The numbers tell you what happened. The pattern tells you what's coming. Google and Meta jointly funded a Super PAC with $10m to influence assembly and senate races most people outside California have never heard of. That's not politics. That's infrastructure.

When Sergey Brin writes a $66m check to fight a single ballot measure, he's not defending his net worth. He's defending the regulatory moat around the most valuable companies on earth. The billionaire tax is a threat, sure. But the real fight is about who gets to write the rules for AI deployment, data ownership, and crypto regulation over the next decade.

"Silicon Valley money is flowing toward city primaries as well as state-level ones, with tech-backed PACs sponsoring voter guides suggesting how to vote on local tax measures."

Look at the gubernatorial candidate they're backing. Matt Mahan received donations from executives at Google, Amazon, Snap, LinkedIn, Reddit, and Palantir. That's not a coalition. That's a cap table. These companies compete on everything except one thing: they all need California to stay friendly while they build the agent economy.

Because here's what's actually at stake. California writes the template:

  • Privacy law that the rest of the country copies
  • Labor classification rules that determine if AI agents are tools or workers
  • Crypto custody regulations that could unlock or freeze trillions in tokenized assets

Chris Larsen didn't put $1m behind a state insurance commissioner candidate because he cares about car insurance rates. He did it because that office will decide how crypto-backed insurance products get classified. The boring races are where the future gets decided.

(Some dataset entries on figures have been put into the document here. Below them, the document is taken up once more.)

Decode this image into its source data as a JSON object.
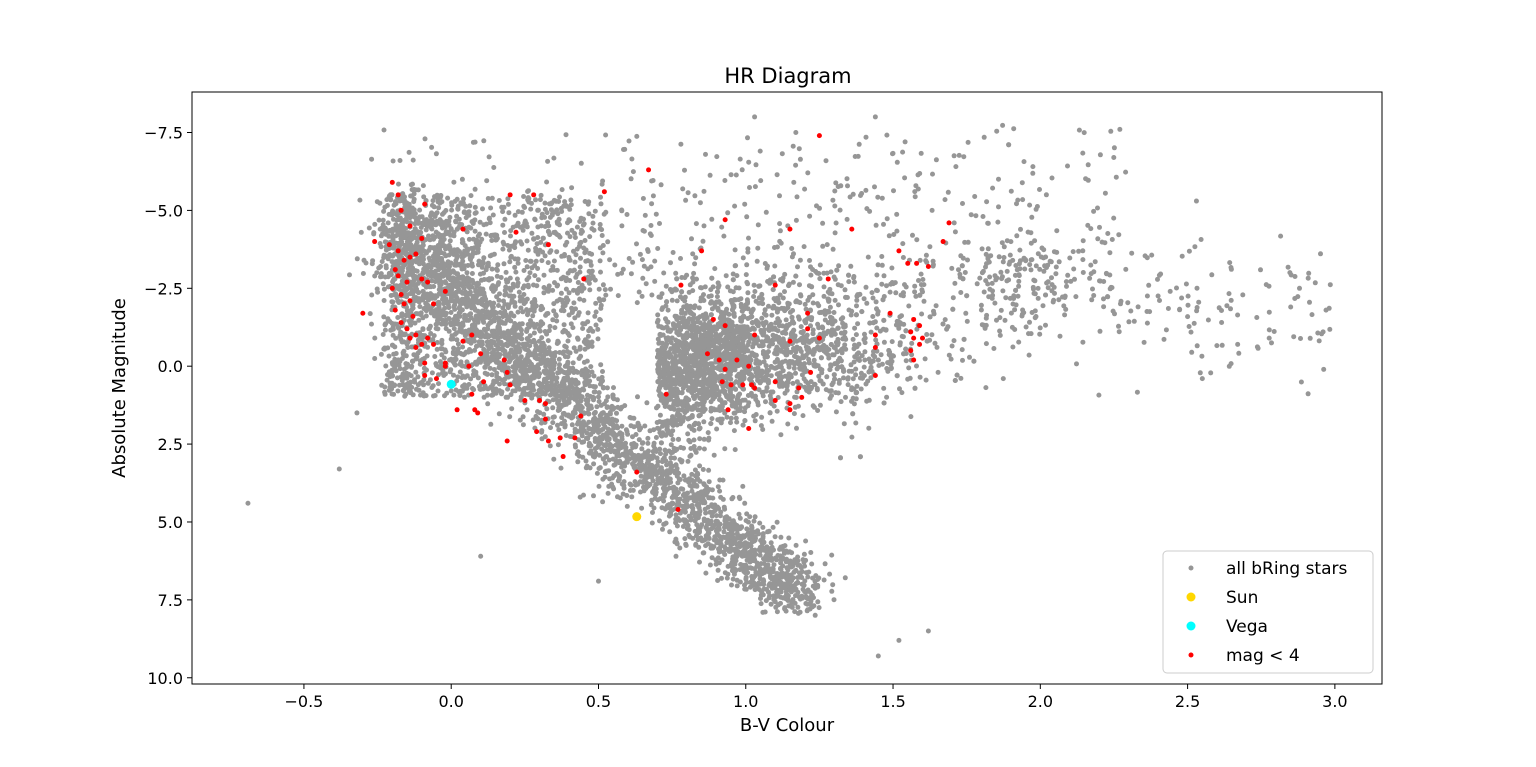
{
  "chart_data": {
    "type": "scatter",
    "title": "HR Diagram",
    "xlabel": "B-V Colour",
    "ylabel": "Absolute Magnitude",
    "xlim": [
      -0.88,
      3.16
    ],
    "ylim": [
      10.2,
      -8.8
    ],
    "y_inverted": true,
    "xticks": [
      -0.5,
      0.0,
      0.5,
      1.0,
      1.5,
      2.0,
      2.5,
      3.0
    ],
    "xtick_labels": [
      "−0.5",
      "0.0",
      "0.5",
      "1.0",
      "1.5",
      "2.0",
      "2.5",
      "3.0"
    ],
    "yticks": [
      -7.5,
      -5.0,
      -2.5,
      0.0,
      2.5,
      5.0,
      7.5,
      10.0
    ],
    "ytick_labels": [
      "−7.5",
      "−5.0",
      "−2.5",
      "0.0",
      "2.5",
      "5.0",
      "7.5",
      "10.0"
    ],
    "legend_position": "lower-right",
    "series": [
      {
        "name": "all bRing stars",
        "color": "#969696",
        "marker": "small-dot",
        "regions": [
          {
            "shape": "main-sequence",
            "x_range": [
              -0.2,
              1.2
            ],
            "y_from": -4.5,
            "y_to": 7.5,
            "count": 2600
          },
          {
            "shape": "hot-upper",
            "x_range": [
              -0.2,
              0.5
            ],
            "y_range": [
              -5.5,
              1.0
            ],
            "count": 1400
          },
          {
            "shape": "giant-branch",
            "x_range": [
              0.7,
              2.0
            ],
            "y_range": [
              -4.5,
              3.5
            ],
            "count": 2600
          },
          {
            "shape": "supergiants",
            "x_range": [
              -0.2,
              2.3
            ],
            "y_range": [
              -7.8,
              -2.0
            ],
            "count": 600
          },
          {
            "shape": "red-giant-tail",
            "x_range": [
              1.8,
              3.0
            ],
            "y_range": [
              -5.0,
              0.5
            ],
            "count": 260
          }
        ],
        "points": [
          {
            "x": -0.69,
            "y": 4.4
          },
          {
            "x": -0.38,
            "y": 3.3
          },
          {
            "x": -0.32,
            "y": 1.5
          },
          {
            "x": 1.44,
            "y": -8.0
          },
          {
            "x": 1.03,
            "y": -8.0
          },
          {
            "x": 2.27,
            "y": -7.6
          },
          {
            "x": 2.53,
            "y": -5.3
          },
          {
            "x": 2.55,
            "y": 0.4
          },
          {
            "x": 2.97,
            "y": -1.8
          },
          {
            "x": 2.96,
            "y": -1.1
          },
          {
            "x": 2.85,
            "y": -1.9
          },
          {
            "x": 2.67,
            "y": -0.7
          },
          {
            "x": 1.45,
            "y": 9.3
          },
          {
            "x": 1.62,
            "y": 8.5
          },
          {
            "x": 1.52,
            "y": 8.8
          },
          {
            "x": 0.5,
            "y": 6.9
          },
          {
            "x": 0.1,
            "y": 6.1
          },
          {
            "x": 1.17,
            "y": -7.5
          }
        ]
      },
      {
        "name": "Sun",
        "color": "#ffd700",
        "marker": "large-dot",
        "points": [
          {
            "x": 0.63,
            "y": 4.83
          }
        ]
      },
      {
        "name": "Vega",
        "color": "#00ffff",
        "marker": "large-dot",
        "points": [
          {
            "x": 0.0,
            "y": 0.58
          }
        ]
      },
      {
        "name": "mag < 4",
        "color": "#ff0000",
        "marker": "small-dot",
        "points": [
          {
            "x": 1.25,
            "y": -7.4
          },
          {
            "x": 0.67,
            "y": -6.3
          },
          {
            "x": -0.2,
            "y": -5.9
          },
          {
            "x": -0.18,
            "y": -5.5
          },
          {
            "x": -0.09,
            "y": -5.2
          },
          {
            "x": -0.17,
            "y": -5.0
          },
          {
            "x": 0.52,
            "y": -5.6
          },
          {
            "x": 0.2,
            "y": -5.5
          },
          {
            "x": 0.28,
            "y": -5.5
          },
          {
            "x": -0.14,
            "y": -4.5
          },
          {
            "x": 0.04,
            "y": -4.4
          },
          {
            "x": 0.22,
            "y": -4.3
          },
          {
            "x": 0.33,
            "y": -3.9
          },
          {
            "x": -0.26,
            "y": -4.0
          },
          {
            "x": -0.21,
            "y": -3.9
          },
          {
            "x": -0.1,
            "y": -4.1
          },
          {
            "x": -0.18,
            "y": -3.7
          },
          {
            "x": -0.16,
            "y": -3.4
          },
          {
            "x": -0.19,
            "y": -3.1
          },
          {
            "x": -0.14,
            "y": -3.5
          },
          {
            "x": -0.12,
            "y": -3.6
          },
          {
            "x": -0.18,
            "y": -2.9
          },
          {
            "x": -0.15,
            "y": -2.7
          },
          {
            "x": -0.2,
            "y": -2.5
          },
          {
            "x": -0.17,
            "y": -2.3
          },
          {
            "x": -0.14,
            "y": -2.1
          },
          {
            "x": -0.16,
            "y": -2.0
          },
          {
            "x": -0.19,
            "y": -1.8
          },
          {
            "x": -0.13,
            "y": -1.6
          },
          {
            "x": -0.17,
            "y": -1.4
          },
          {
            "x": -0.15,
            "y": -1.2
          },
          {
            "x": -0.1,
            "y": -2.8
          },
          {
            "x": -0.08,
            "y": -2.7
          },
          {
            "x": -0.06,
            "y": -2.0
          },
          {
            "x": -0.02,
            "y": -2.4
          },
          {
            "x": -0.12,
            "y": -1.0
          },
          {
            "x": -0.14,
            "y": -0.9
          },
          {
            "x": -0.1,
            "y": -0.7
          },
          {
            "x": -0.08,
            "y": -0.9
          },
          {
            "x": -0.06,
            "y": -0.7
          },
          {
            "x": -0.12,
            "y": -0.6
          },
          {
            "x": -0.3,
            "y": -1.7
          },
          {
            "x": -0.09,
            "y": -0.1
          },
          {
            "x": -0.02,
            "y": 0.0
          },
          {
            "x": -0.02,
            "y": -0.1
          },
          {
            "x": -0.05,
            "y": 0.4
          },
          {
            "x": -0.09,
            "y": 0.3
          },
          {
            "x": 0.04,
            "y": -0.8
          },
          {
            "x": 0.07,
            "y": -1.0
          },
          {
            "x": 0.1,
            "y": -0.4
          },
          {
            "x": 0.06,
            "y": 0.0
          },
          {
            "x": 0.18,
            "y": -0.2
          },
          {
            "x": 0.19,
            "y": 0.2
          },
          {
            "x": 0.11,
            "y": 0.5
          },
          {
            "x": 0.2,
            "y": 0.6
          },
          {
            "x": 0.07,
            "y": 0.9
          },
          {
            "x": 0.08,
            "y": 1.4
          },
          {
            "x": 0.09,
            "y": 1.5
          },
          {
            "x": 0.02,
            "y": 1.4
          },
          {
            "x": 0.25,
            "y": 1.1
          },
          {
            "x": 0.3,
            "y": 1.1
          },
          {
            "x": 0.32,
            "y": 1.2
          },
          {
            "x": 0.32,
            "y": 1.7
          },
          {
            "x": 0.44,
            "y": 1.6
          },
          {
            "x": 0.29,
            "y": 2.1
          },
          {
            "x": 0.33,
            "y": 2.4
          },
          {
            "x": 0.37,
            "y": 2.3
          },
          {
            "x": 0.42,
            "y": 2.3
          },
          {
            "x": 0.19,
            "y": 2.4
          },
          {
            "x": 0.38,
            "y": 2.9
          },
          {
            "x": 0.63,
            "y": 3.4
          },
          {
            "x": 0.77,
            "y": 4.6
          },
          {
            "x": 0.45,
            "y": -2.8
          },
          {
            "x": 0.78,
            "y": -2.6
          },
          {
            "x": 0.85,
            "y": -3.7
          },
          {
            "x": 0.93,
            "y": -4.7
          },
          {
            "x": 1.15,
            "y": -4.4
          },
          {
            "x": 1.36,
            "y": -4.4
          },
          {
            "x": 1.69,
            "y": -4.6
          },
          {
            "x": 1.67,
            "y": -4.0
          },
          {
            "x": 1.1,
            "y": -2.6
          },
          {
            "x": 1.28,
            "y": -2.8
          },
          {
            "x": 0.89,
            "y": -1.5
          },
          {
            "x": 0.93,
            "y": -1.3
          },
          {
            "x": 1.03,
            "y": -1.0
          },
          {
            "x": 0.87,
            "y": -0.4
          },
          {
            "x": 0.91,
            "y": -0.2
          },
          {
            "x": 0.97,
            "y": -0.2
          },
          {
            "x": 1.01,
            "y": 0.0
          },
          {
            "x": 0.93,
            "y": 0.1
          },
          {
            "x": 0.92,
            "y": 0.5
          },
          {
            "x": 0.95,
            "y": 0.6
          },
          {
            "x": 0.99,
            "y": 0.6
          },
          {
            "x": 1.02,
            "y": 0.6
          },
          {
            "x": 1.03,
            "y": 0.7
          },
          {
            "x": 1.1,
            "y": 0.5
          },
          {
            "x": 1.1,
            "y": 1.1
          },
          {
            "x": 1.15,
            "y": 1.2
          },
          {
            "x": 1.15,
            "y": 1.4
          },
          {
            "x": 1.18,
            "y": 0.7
          },
          {
            "x": 1.19,
            "y": 1.0
          },
          {
            "x": 1.22,
            "y": 0.2
          },
          {
            "x": 0.94,
            "y": 1.4
          },
          {
            "x": 1.01,
            "y": 2.0
          },
          {
            "x": 0.73,
            "y": 0.9
          },
          {
            "x": 1.15,
            "y": -0.8
          },
          {
            "x": 1.21,
            "y": -1.2
          },
          {
            "x": 1.21,
            "y": -1.7
          },
          {
            "x": 1.25,
            "y": -0.9
          },
          {
            "x": 1.44,
            "y": -1.0
          },
          {
            "x": 1.44,
            "y": -0.6
          },
          {
            "x": 1.44,
            "y": 0.3
          },
          {
            "x": 1.49,
            "y": -1.7
          },
          {
            "x": 1.52,
            "y": -3.7
          },
          {
            "x": 1.55,
            "y": -3.3
          },
          {
            "x": 1.58,
            "y": -3.3
          },
          {
            "x": 1.62,
            "y": -3.2
          },
          {
            "x": 1.57,
            "y": -1.5
          },
          {
            "x": 1.59,
            "y": -1.3
          },
          {
            "x": 1.56,
            "y": -1.1
          },
          {
            "x": 1.57,
            "y": -0.9
          },
          {
            "x": 1.59,
            "y": -0.7
          },
          {
            "x": 1.56,
            "y": -0.5
          },
          {
            "x": 1.57,
            "y": -0.2
          },
          {
            "x": 1.6,
            "y": -0.9
          }
        ]
      }
    ]
  }
}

The cover-all-bases approach isn't scattershot. It's systems thinking. If you can't predict which regulatory battle matters most, fund everyone who might write the rules. Governor, state assembly, insurance commissioner, city councils. Build redundancy into your political infrastructure the same way you build it into your server architecture.

The Implication

This is the blueprint for how tech will buy influence everywhere else. California is expensive and competitive, which makes it the test case. If they can capture regulatory leverage here, they'll export the playbook to Texas, Florida, and eventually DC.

For anyone building in agents or assets, watch who wins these races. The candidates backed by Google and Meta will write the rules you'll live under. And for everyone else, this is what post-Web2 power looks like: not lobbying, not campaign contributions, but full-spectrum regulatory capture before the regulations even get written.